Les principaux pigments à l’origine de la couleur des plumes des oiseaux sont la mélanine et les caroténoïdes. La mélanine est produite par des cellules appelées mélanocytes qui sont situées principalement dans la peau et dans les follicules de plumes. Ce pigment se présente sous deux formes discernables, l’eumélanine et la phéomélanine : en fonction de leur concentration et de leur distribution dans les plumes, la première est à l’origine des teintes noires, grises et/ou brun foncé, tandis que la seconde est responsable des couleurs chaudes (brun rougeâtre à chamois clair). Le mélanisme se traduit généralement par un assombrissement partiel ou total du plumage, qui peut devenir noirâtre, grisâtre, brunâtre, roussâtre ou chamois. Cette fréquente anomalie de coloration est provoquée par un excès de la quantité de mélanine, une augmentation souvent associée à une mutation du gène codant pour la protéine MC1R responsable de la régulation de cette pigmentation.

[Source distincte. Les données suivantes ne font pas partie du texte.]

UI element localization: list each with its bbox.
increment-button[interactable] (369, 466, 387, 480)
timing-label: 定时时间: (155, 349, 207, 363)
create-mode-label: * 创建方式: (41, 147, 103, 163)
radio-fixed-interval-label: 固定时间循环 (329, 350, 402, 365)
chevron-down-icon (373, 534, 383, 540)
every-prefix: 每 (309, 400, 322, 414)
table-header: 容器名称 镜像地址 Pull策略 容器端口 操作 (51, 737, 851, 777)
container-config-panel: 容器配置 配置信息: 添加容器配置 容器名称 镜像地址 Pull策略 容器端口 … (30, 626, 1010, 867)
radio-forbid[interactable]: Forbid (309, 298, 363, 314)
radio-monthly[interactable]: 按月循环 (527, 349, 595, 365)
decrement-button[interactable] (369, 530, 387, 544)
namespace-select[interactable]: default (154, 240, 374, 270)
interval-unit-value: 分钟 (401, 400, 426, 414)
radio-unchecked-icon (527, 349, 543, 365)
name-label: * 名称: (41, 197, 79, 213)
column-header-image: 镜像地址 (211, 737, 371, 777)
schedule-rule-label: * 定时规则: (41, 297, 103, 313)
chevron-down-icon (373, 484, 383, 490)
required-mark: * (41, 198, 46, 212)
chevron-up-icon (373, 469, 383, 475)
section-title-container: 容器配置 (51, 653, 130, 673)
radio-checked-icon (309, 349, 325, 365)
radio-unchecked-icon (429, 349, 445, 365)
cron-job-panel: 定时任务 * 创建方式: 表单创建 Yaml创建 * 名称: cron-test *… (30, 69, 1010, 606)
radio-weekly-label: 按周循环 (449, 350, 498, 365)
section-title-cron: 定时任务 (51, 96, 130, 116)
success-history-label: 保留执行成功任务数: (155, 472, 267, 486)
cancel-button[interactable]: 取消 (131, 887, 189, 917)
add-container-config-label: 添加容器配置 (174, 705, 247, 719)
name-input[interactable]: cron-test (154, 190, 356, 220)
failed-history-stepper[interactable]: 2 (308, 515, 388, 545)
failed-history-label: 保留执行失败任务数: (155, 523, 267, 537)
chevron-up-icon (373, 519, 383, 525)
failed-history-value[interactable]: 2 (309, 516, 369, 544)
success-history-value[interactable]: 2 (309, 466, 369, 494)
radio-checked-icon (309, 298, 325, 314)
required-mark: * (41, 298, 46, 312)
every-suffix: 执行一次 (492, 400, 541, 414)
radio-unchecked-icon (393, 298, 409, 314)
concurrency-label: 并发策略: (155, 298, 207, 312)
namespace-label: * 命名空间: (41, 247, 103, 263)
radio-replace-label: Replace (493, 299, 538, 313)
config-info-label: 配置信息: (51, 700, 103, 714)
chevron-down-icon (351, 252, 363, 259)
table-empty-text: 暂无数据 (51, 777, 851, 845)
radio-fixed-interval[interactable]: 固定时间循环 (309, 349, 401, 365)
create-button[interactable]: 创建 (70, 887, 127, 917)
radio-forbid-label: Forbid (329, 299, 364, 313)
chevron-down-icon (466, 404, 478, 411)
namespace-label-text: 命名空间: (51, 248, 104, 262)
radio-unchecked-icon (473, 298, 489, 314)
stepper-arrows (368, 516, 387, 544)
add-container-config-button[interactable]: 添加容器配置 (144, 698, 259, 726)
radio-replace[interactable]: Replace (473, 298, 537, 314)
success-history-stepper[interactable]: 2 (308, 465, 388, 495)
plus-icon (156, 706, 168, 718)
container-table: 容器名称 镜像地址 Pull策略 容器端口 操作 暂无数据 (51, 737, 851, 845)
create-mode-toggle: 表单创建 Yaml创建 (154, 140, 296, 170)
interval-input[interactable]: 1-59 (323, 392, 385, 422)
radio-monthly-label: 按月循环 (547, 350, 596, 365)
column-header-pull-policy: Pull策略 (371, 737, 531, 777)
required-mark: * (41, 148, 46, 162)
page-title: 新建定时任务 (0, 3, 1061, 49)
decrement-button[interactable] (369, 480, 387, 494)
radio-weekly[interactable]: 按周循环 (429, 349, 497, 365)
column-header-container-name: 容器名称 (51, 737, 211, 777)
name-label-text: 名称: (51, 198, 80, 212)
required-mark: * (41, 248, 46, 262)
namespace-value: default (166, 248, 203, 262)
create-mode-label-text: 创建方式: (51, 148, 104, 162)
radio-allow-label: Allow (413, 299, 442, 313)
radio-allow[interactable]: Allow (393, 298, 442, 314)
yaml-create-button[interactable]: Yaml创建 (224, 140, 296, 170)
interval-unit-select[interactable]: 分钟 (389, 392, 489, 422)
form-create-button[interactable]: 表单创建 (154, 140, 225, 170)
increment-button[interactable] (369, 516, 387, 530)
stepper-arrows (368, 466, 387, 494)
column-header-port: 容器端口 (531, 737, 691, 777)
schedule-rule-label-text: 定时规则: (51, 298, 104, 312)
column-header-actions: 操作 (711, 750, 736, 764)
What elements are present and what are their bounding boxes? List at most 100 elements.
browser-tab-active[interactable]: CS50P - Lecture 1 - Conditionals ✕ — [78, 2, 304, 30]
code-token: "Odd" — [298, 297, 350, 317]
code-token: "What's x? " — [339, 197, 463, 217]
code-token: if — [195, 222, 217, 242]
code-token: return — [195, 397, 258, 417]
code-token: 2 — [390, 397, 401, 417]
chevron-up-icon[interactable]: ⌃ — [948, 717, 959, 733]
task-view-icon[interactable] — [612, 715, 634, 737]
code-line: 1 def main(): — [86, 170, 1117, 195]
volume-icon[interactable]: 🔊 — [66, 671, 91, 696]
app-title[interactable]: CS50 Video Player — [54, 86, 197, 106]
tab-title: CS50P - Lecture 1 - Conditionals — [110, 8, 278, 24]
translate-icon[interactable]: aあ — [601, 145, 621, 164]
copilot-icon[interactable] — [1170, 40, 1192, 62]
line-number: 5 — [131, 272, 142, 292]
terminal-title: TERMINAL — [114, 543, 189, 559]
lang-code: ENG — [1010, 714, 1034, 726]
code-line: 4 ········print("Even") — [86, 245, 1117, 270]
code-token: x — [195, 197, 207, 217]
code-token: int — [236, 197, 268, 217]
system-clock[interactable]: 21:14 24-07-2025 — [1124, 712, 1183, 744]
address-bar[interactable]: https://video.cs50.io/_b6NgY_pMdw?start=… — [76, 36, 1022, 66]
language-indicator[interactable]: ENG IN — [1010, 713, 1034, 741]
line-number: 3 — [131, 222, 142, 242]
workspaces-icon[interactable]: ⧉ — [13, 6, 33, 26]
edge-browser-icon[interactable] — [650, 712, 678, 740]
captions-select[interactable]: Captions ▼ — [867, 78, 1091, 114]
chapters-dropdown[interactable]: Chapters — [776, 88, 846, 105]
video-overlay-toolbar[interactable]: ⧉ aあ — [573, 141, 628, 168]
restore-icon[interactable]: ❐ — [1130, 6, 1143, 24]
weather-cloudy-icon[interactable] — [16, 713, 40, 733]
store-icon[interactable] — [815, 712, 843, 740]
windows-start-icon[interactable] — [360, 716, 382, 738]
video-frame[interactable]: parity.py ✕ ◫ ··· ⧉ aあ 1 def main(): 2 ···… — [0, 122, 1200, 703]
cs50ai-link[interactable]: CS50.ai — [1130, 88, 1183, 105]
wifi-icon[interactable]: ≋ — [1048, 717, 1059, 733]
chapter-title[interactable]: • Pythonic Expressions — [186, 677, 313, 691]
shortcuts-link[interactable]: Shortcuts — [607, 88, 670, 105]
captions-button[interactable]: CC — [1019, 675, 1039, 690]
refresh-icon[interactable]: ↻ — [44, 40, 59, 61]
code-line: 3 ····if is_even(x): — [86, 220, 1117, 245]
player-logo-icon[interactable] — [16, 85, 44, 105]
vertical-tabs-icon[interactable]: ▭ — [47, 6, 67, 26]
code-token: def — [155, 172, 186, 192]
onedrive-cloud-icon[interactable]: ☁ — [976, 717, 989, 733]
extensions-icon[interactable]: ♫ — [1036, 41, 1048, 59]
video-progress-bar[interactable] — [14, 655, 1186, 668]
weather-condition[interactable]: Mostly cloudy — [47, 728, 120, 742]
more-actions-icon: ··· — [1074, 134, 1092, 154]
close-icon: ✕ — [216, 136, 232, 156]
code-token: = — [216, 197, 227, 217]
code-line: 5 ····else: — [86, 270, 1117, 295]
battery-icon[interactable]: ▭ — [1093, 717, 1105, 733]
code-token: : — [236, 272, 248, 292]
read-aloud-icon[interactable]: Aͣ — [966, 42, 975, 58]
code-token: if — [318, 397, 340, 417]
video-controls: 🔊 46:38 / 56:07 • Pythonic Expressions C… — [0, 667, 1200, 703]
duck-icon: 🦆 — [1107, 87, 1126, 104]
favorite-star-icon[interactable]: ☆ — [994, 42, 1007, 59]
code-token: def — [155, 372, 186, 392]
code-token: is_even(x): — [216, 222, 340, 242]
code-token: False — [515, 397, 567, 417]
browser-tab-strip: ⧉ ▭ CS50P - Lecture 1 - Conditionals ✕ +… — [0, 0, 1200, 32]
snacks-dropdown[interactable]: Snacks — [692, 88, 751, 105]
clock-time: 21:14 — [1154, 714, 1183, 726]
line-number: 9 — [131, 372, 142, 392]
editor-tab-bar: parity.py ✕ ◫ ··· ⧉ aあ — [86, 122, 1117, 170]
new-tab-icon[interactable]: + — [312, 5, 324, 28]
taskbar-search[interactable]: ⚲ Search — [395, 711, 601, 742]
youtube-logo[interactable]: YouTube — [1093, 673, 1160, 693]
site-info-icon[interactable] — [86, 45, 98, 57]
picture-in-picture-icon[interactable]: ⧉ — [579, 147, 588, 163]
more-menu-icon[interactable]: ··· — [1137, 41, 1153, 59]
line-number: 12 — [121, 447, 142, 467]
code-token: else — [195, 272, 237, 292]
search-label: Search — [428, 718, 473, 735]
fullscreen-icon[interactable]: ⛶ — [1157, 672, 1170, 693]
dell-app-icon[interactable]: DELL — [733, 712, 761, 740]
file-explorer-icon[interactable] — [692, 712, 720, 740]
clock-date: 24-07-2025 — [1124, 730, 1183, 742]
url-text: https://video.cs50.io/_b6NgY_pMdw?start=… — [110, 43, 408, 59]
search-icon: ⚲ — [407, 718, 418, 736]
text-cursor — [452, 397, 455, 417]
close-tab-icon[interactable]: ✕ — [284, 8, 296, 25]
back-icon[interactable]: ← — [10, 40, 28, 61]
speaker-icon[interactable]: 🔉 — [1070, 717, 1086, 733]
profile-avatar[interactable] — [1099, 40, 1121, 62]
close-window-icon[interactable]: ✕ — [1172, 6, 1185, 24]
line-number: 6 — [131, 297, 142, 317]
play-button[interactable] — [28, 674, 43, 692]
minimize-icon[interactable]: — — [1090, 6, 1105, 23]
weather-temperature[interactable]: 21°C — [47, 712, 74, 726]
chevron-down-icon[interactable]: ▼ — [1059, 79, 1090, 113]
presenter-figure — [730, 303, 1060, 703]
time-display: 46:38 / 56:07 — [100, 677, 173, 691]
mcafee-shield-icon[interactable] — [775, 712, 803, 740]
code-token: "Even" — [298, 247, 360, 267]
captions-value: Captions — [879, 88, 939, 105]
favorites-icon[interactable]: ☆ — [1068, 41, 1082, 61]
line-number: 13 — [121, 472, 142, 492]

Le mélanisme, en modifiant parfois radicalement l’apparence d’un oiseau, est une source de confusions pour les ornithologues, qui peuvent considérer par erreur ces individus aberrants comme des espèces distinctes. L’exemple le plus ancien et le plus connu est la Perdrix des montagnes (Perdix montana), décrite au XVIIIe siècle , qui s’est avérée être finalement une forme sombre de la Perdrix grise ( P. perdix). Lorsque le mélanisme représente un pourcentage significatif (au moins 10 % selon les auteurs) et stable de la population d’une espèce, on parle de forme du plumage (lire La phase des oiseaux, un terme à bannir ?), comme chez le Faucon d’Éléonore (Falco eleonorae) ou les Labbes parasite (Stercorarius parasiticus) et pomarin (S. pomarinus). Ces espèces sont dites polymorphes.

Situation de l'île Machias Seal, dans la province canadienne du Nouveau-Brunswick

Situation de l’île Machias Seal, dans la province canadienne du Nouveau-Brunswick.
Carte : Ornithomedia.com

Le mélanisme étant l’une des anomalies de plumage les plus fréquentes, avec le leucisme et l’albinisme (lire L’albinisme et le leucisme chez les oiseaux), il peut être noté chez la plupart des espèces. Il est toutefois relativement peu fréquent chez les oiseaux marins. Chez les Alcidés, de rares cas sont connus chez le Macareux moine (Fratercula arctica), les Guillemots de Troïl (Uria aalge) et de Brünnich (U. lomvia) et le Pingouin torda (Alca torda). Chez cette dernière espèce, seules deux données anciennes  documentées sont recensées : un spécimen naturalisé de la collection du Lord Walter Rothschild, maintenant conservée au Muséum d’Histoire Naturelle de Tring (Royaume-Uni), et un oiseau observé en 1932 en Norvège. 

Dans un article publié en 2024 dans la revue Marine Ornithology, trois biologistes (Heather L. Major, Tabatha L. Cormier et Antony W. Diamond) ont décrit l’observation à plusieurs reprises en 2022 et en 2023 d’un individu mélanique dans une colonie de Pingouins tordas installée sur la pointe nord de l’île Machias Seal, dans la province canadienne du Nouveau-Brunswick. Ses parties inférieures étaient densément tachetées de sombre, il ne possédait ni trait loral (= la ligne entre l’œil et la base du bec) ni  barre alaire blancs, et il ressemblait au spécimen de la collection du Lord Walter Rothschild.

Selon Pyle (2013), une coloration anormalement sombre des parties inférieures des Alcidés pourrait être causée par une asynchronie entre le signal hormonal et les cycles de mue, mais dans le cas de l’oiseau canadien, l’absence de barre alaire blanche, ainsi que son observation durant deux années consécutives, plaideraient plutôt en faveur d’un cas de mélanisme.  

Selon certaines études, l’état physique et le taux de survie des individus mélaniques seraient inférieurs à ceux de leurs congénères au plumage normal, mais selon d’autres, ils pourraient généralement survivre et se reproduire, y compris avec des oiseaux normaux. Cette anomalie serait même parfois un avantage (lire Les Autours noirs de forme sombre chasseraient mieux par temps nuageux). Le spécimen observé au Canada ne semblait pas nicher, mais un suivi serait intéressant pour mieux connaître ses interactions sociales.